Kreis avait fait une remarque. « Tu te laisses souvent emporter par tes émotions. » Malgré son attitude douce et bienveillante, elle avait continué froidement : « C’est pourquoi j’ai fait venir Rain aujourd’hui. Je devais juger s’il était un partenaire convenable pour toi… Pour l’instant, il est tout juste bon. Je dois admettre que Rain compte aussi pour moi. C’est un de mes élèves. Je l’ai vu grandir au fil des ans, il est presque comme mon propre enfant. Mais je peux dire la même chose des autres soldats. Le champ de bataille est rempli d’anciens élèves de l’Académie Alestra. Si je devais choisir entre eux tous et Rain, j’écarterais Rain sans hésiter. »

Donc, dans son esprit, le garçon qui avait succombé au pouvoir devait mourir.

« Combien de fois vas-tu répéter la même erreur, Air Arland Noah ? »

Malheureusement, Air lui avait ouvert son cœur une fois, et elle se trouvait incapable de prendre cette décision.

« Je sais, je comprends… »

L’état d’esprit de Rain avait changé. S’il n’était pas contrôlé, il s’autodétruirait et entraînerait beaucoup d’autres personnes dans cette catastrophe.

Je le sais. Et pourtant…

« Tu sais que j’ai raison, mais tu ne peux toujours pas le faire, n’est-ce pas ? Eh bien, si tu veux, je peux faire en sorte que ça arrive… »

« J’ai dit que j’avais compris ! » Air l’avait coupée en criant.

« Crier et faire semblant de ne pas m’avoir entendu ne changera rien, » répondit Kreis calmement.

« Sérieusement, ferme-la une seconde… »

« Je ne voulais pas non plus avoir à dire ça. Je ne veux pas que quelqu’un que je connais soit tué, et encore moins un de mes étudiants… Mais peux-tu imaginer combien de personnes seront sacrifiées si tu hésites ? »

« Je le sais. Vraiment, je comprends. Quand le moment sera venu, je… »

La fille avait dit qu’elle le ferait, mais ses mots manquaient de conviction.

Mais qu’est-ce que tu fais… ? Tu as promis que nous allions nous battre ensemble…
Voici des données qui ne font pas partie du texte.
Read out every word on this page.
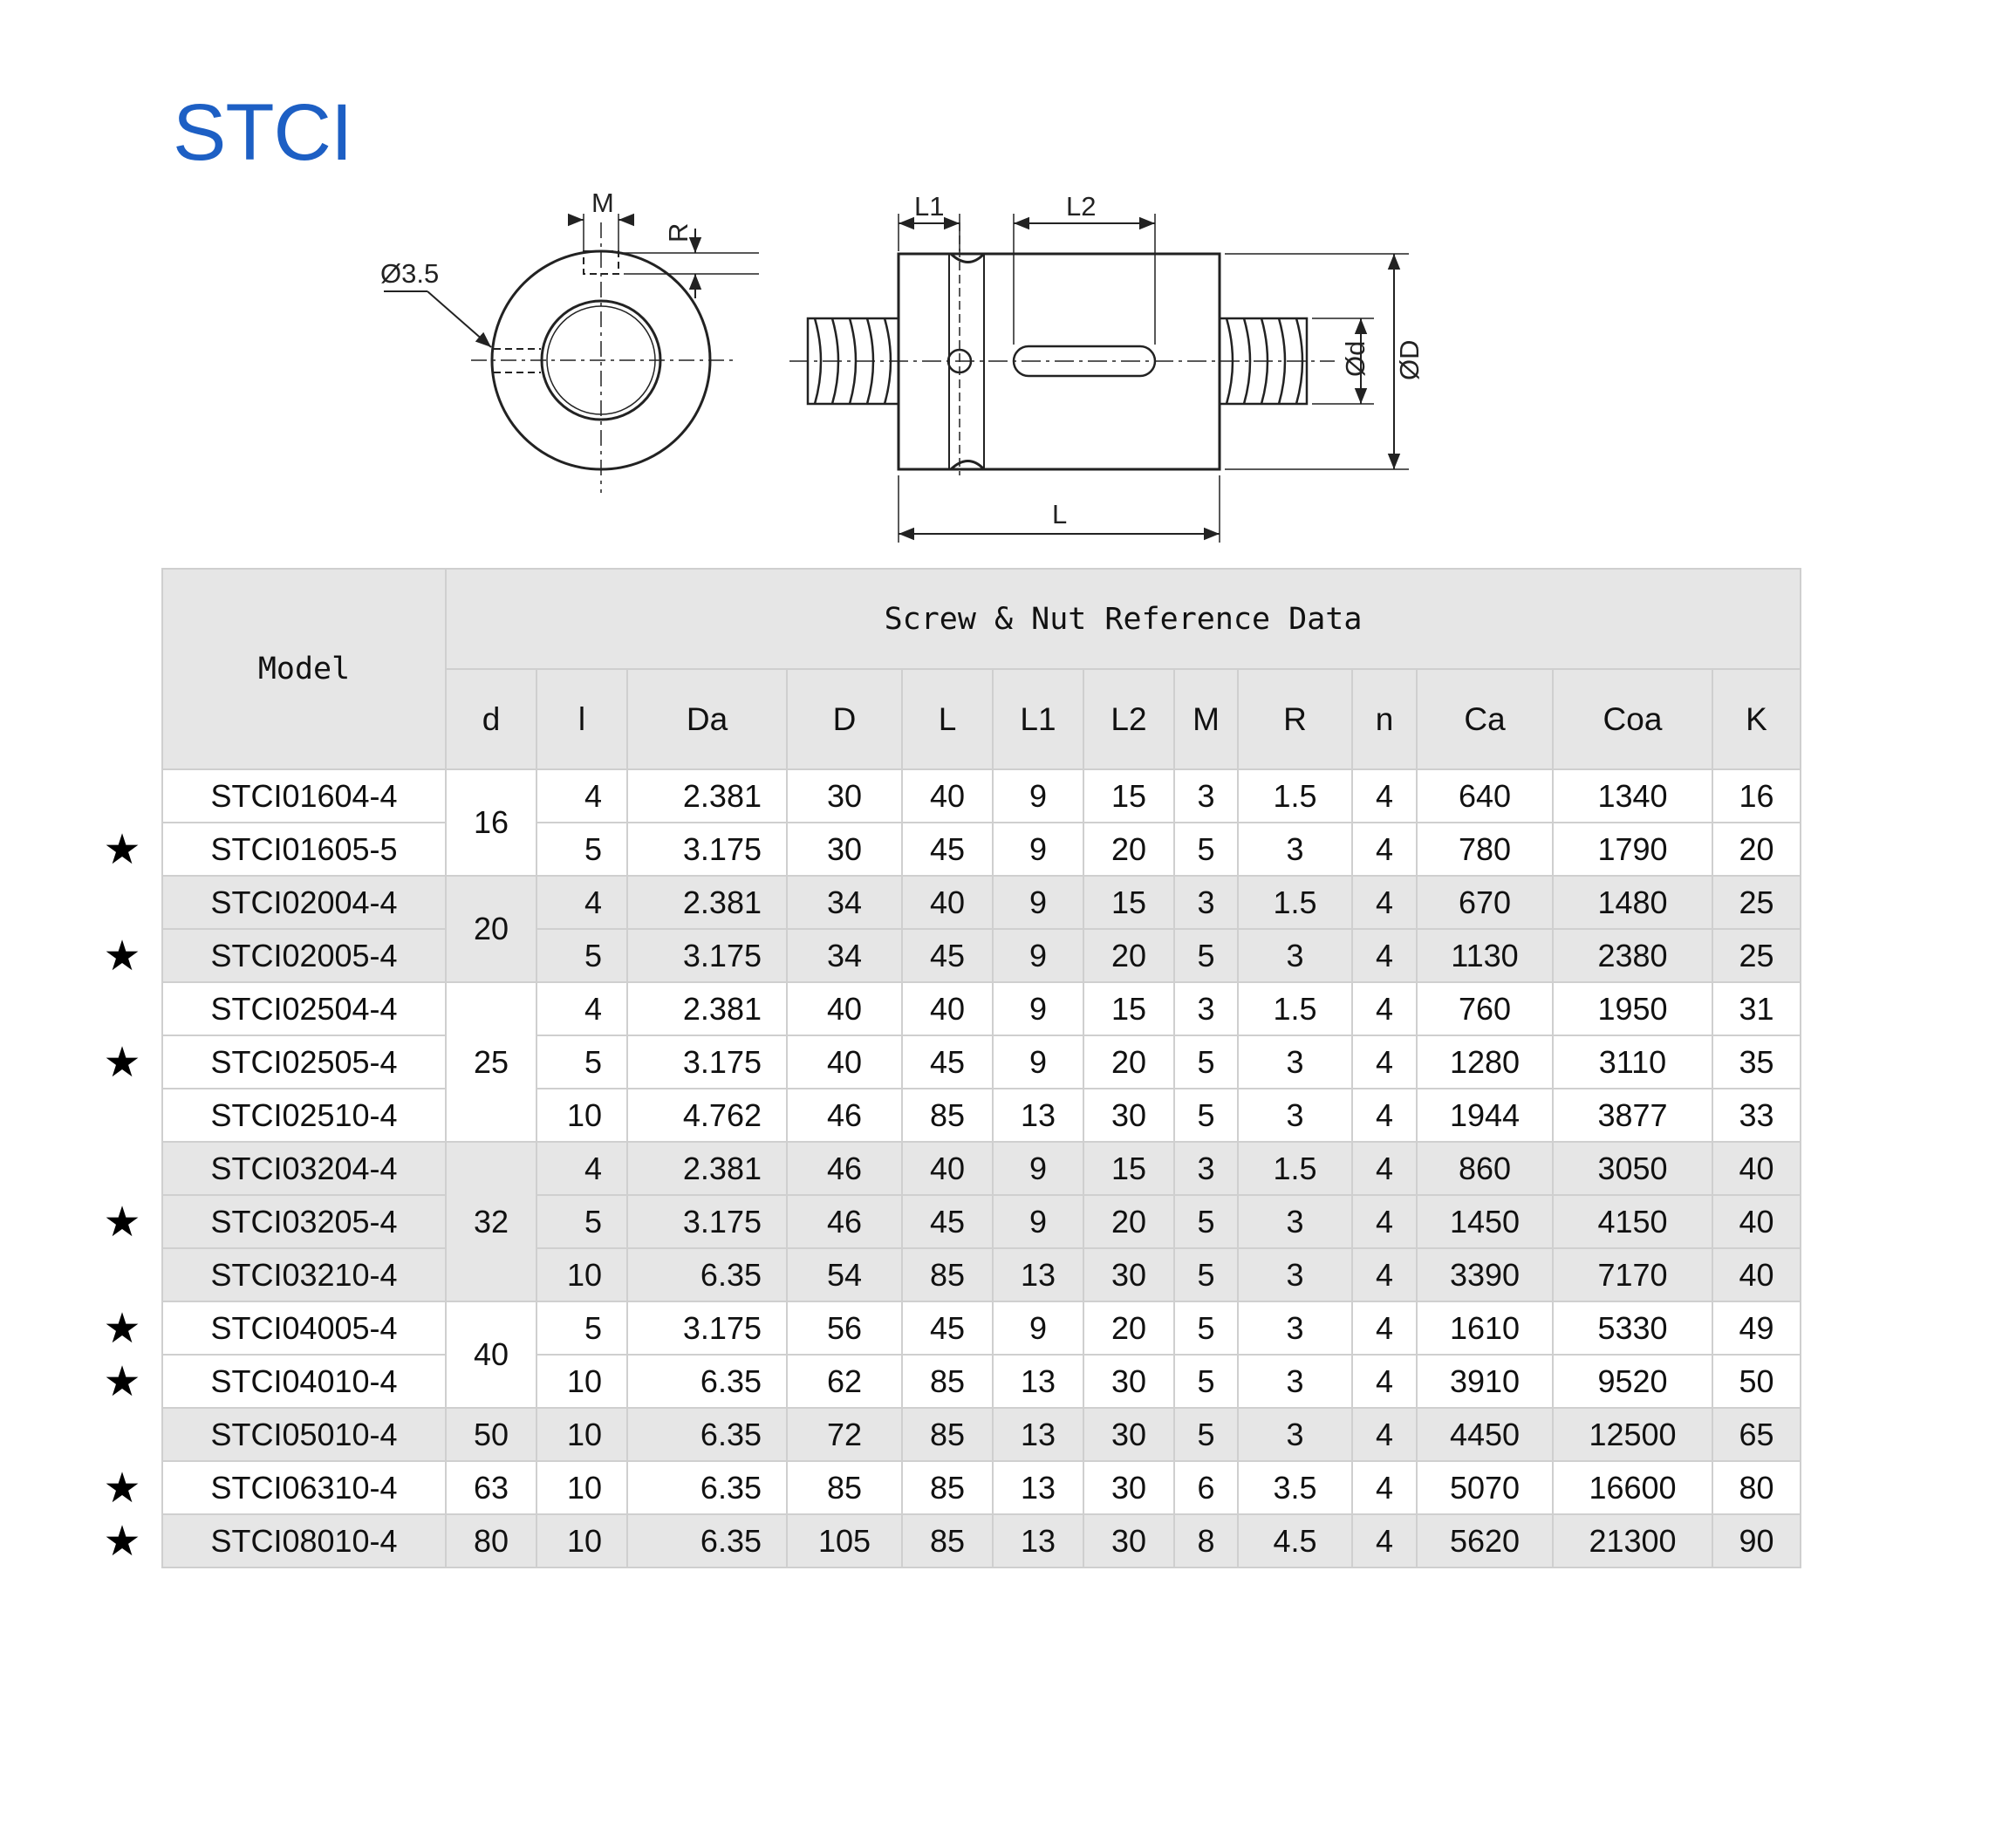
STCI
M
R
Ø3.5
L1	L2
L
Ød ØD
★
★
★
★
★
★
★
★
Model	Screw & Nut Reference Data												
	d	l	Da	D	L	L1	L2	M	R	n	Ca	Coa	K
STCI01604-4	16	4	2.381	30	40	9	15	3	1.5	4	640	1340	16
STCI01605-5		5	3.175	30	45	9	20	5	3	4	780	1790	20
STCI02004-4	20	4	2.381	34	40	9	15	3	1.5	4	670	1480	25
STCI02005-4		5	3.175	34	45	9	20	5	3	4	1130	2380	25
STCI02504-4	25	4	2.381	40	40	9	15	3	1.5	4	760	1950	31
STCI02505-4		5	3.175	40	45	9	20	5	3	4	1280	3110	35
STCI02510-4		10	4.762	46	85	13	30	5	3	4	1944	3877	33
STCI03204-4	32	4	2.381	46	40	9	15	3	1.5	4	860	3050	40
STCI03205-4		5	3.175	46	45	9	20	5	3	4	1450	4150	40
STCI03210-4		10	6.35	54	85	13	30	5	3	4	3390	7170	40
STCI04005-4	40	5	3.175	56	45	9	20	5	3	4	1610	5330	49
STCI04010-4		10	6.35	62	85	13	30	5	3	4	3910	9520	50
STCI05010-4	50	10	6.35	72	85	13	30	5	3	4	4450	12500	65
STCI06310-4	63	10	6.35	85	85	13	30	6	3.5	4	5070	16600	80
STCI08010-4	80	10	6.35	105	85	13	30	8	4.5	4	5620	21300	90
Tout ce qu’elle pouvait faire était d’appeler son nom dans son cœur.

Rain…

***

Chapitre 2 : Querelle

Partie 1

Rain avait rejoint la mission d’escorte des Exelias de deuxième génération. Ils allaient être envoyés en train vers une ville minière appelée Baran, qui était située à l’extrémité nord d’O’ltmenia. Il s’agissait d’un trajet simple sur une ligne de 120 miles qui s’étendait depuis le centre du pays, et la durée du voyage était estimée à six heures. Rain avait été forcé de monter dans le train à six heures du matin, sans aucune connaissance préalable de l’implication de ses camarades cadets.
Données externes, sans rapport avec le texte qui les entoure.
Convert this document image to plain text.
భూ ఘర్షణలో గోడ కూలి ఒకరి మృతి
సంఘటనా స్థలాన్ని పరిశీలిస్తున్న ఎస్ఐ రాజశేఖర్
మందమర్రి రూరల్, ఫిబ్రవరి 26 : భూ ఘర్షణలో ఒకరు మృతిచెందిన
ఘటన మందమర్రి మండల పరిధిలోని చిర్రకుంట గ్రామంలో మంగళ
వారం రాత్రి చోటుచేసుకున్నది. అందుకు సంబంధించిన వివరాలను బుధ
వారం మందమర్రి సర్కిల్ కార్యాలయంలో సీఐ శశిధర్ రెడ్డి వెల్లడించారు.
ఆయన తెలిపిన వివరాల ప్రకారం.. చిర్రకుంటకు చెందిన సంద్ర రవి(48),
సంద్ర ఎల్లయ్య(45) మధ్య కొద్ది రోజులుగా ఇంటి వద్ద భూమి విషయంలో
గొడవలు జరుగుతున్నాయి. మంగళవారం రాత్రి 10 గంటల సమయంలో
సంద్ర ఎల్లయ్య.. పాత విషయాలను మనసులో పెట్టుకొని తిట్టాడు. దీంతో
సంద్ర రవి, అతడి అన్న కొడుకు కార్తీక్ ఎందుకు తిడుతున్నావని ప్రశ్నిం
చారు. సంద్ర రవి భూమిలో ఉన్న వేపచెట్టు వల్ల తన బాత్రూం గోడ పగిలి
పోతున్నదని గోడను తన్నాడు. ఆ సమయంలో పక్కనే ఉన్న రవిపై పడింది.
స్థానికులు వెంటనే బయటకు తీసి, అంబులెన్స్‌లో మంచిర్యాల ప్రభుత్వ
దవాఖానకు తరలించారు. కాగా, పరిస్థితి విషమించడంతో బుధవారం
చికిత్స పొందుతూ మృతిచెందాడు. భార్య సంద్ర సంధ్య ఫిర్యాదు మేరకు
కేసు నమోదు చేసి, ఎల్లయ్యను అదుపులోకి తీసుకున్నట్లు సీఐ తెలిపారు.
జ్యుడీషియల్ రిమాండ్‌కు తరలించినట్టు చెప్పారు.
« Il y a deux endroits qui sont particulièrement dangereux. »

Les cadets se tenaient dans la soute. Les six élèves envoyés avaient tous écouté attentivement une personne à la carrure imposante… Orca A. Dandalos.
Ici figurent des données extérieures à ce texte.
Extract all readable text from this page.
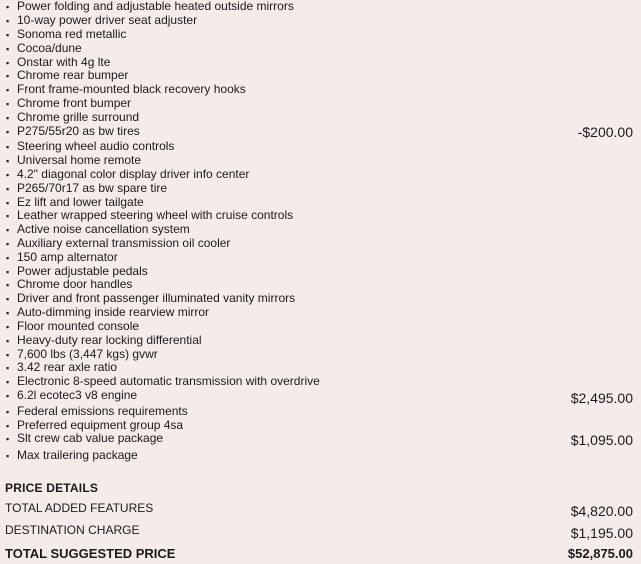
▪ Power folding and adjustable heated outside mirrors
▪ 10-way power driver seat adjuster
▪ Sonoma red metallic
▪ Cocoa/dune
▪ Onstar with 4g lte
▪ Chrome rear bumper
▪ Front frame-mounted black recovery hooks
▪ Chrome front bumper
▪ Chrome grille surround
▪ P275/55r20 as bw tires	-$200.00
▪ Steering wheel audio controls
▪ Universal home remote
▪ 4.2" diagonal color display driver info center
▪ P265/70r17 as bw spare tire
▪ Ez lift and lower tailgate
▪ Leather wrapped steering wheel with cruise controls
▪ Active noise cancellation system
▪ Auxiliary external transmission oil cooler
▪ 150 amp alternator
▪ Power adjustable pedals
▪ Chrome door handles
▪ Driver and front passenger illuminated vanity mirrors
▪ Auto-dimming inside rearview mirror
▪ Floor mounted console
▪ Heavy-duty rear locking differential
▪ 7,600 lbs (3,447 kgs) gvwr
▪ 3.42 rear axle ratio
▪ Electronic 8-speed automatic transmission with overdrive
▪ 6.2l ecotec3 v8 engine	$2,495.00
▪ Federal emissions requirements
▪ Preferred equipment group 4sa
▪ Slt crew cab value package	$1,095.00
▪ Max trailering package
PRICE DETAILS
TOTAL ADDED FEATURES	$4,820.00
DESTINATION CHARGE	$1,195.00
TOTAL SUGGESTED PRICE	$52,875.00
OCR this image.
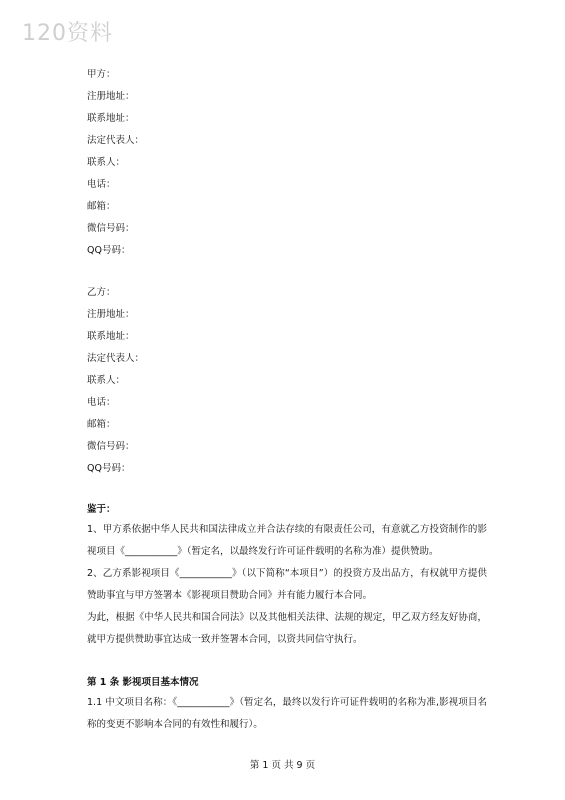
120资料
甲方：
注册地址：
联系地址：
法定代表人：
联系人：
电话：
邮箱：
微信号码：
QQ号码：
乙方：
注册地址：
联系地址：
法定代表人：
联系人：
电话：
邮箱：
微信号码：
QQ号码：
鉴于：
1、甲方系依据中华人民共和国法律成立并合法存续的有限责任公司，有意就乙方投资制作的影视项目《___________》（暂定名，以最终发行许可证件载明的名称为准）提供赞助。
2、乙方系影视项目《___________》（以下简称“本项目”）的投资方及出品方，有权就甲方提供赞助事宜与甲方签署本《影视项目赞助合同》并有能力履行本合同。
为此，根据《中华人民共和国合同法》以及其他相关法律、法规的规定，甲乙双方经友好协商，就甲方提供赞助事宜达成一致并签署本合同，以资共同信守执行。
第 1 条 影视项目基本情况
1.1 中文项目名称：《___________》（暂定名，最终以发行许可证件载明的名称为准,影视项目名称的变更不影响本合同的有效性和履行）。
第 1 页 共 9 页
« Le premier point est un endroit que nous atteindrons dans une heure, les plaines du Levant. C’est notre territoire, mais c’est une région plutôt rurale, il sera donc difficile de détecter les soldats à l’affût, ce qui en fait l’endroit parfait pour une embuscade. La seconde est la chaîne de montagnes de Lemina. C’est une zone dangereuse pour une raison très simple… Elle est reliée au territoire de l’ouest. »

C’était les deux endroits potentiels où l’Ouest pouvait attaquer. Ils avaient chargé cinq unités factices camouflées en Exelia de deuxième génération, même s’ils n’avaient aucun moyen de savoir si l’Ouest viendrait attaquer le train. Mais ils devaient être préparés à tous les scénarios possibles, puisque leur priorité était de protéger la cargaison.

En termes de personnel, ils avaient vingt-quatre soldats standards et six cadets, pour un total de trente hommes. Mais en considérant qu’ils étaient tous des mages, ils étaient plus que suffisants pour garder un train.

« Très bien, alors à propos de nos postes… Rain et Athly sont de garde, donc vous pouvez tous vous détendre et vous relaxer, » Orca les informa de manière officielle.

Comme il s’agissait d’un seul trajet de six heures, ils n’avaient pas à se relayer. Ainsi, ils avaient décidé de confier à deux cadets le rôle de surveillant. Ils avaient tiré à pile ou face pour choisir parmi eux, et Rain avait perdu après avoir choisi face quatre fois de suite. Athly, cependant, s’était portée volontaire malgré sa première place.

« Tiens, Rain. Ton émetteur-récepteur sans fil. »

« Merci. »

« Essayons d’en finir avec ces six heures. »

Il avait pris l’émetteur-récepteur d’Athly. C’était un petit modèle portable haute-fidélité à usage militaire. Après cela, les deux individus s’étaient dirigés vers leur poste.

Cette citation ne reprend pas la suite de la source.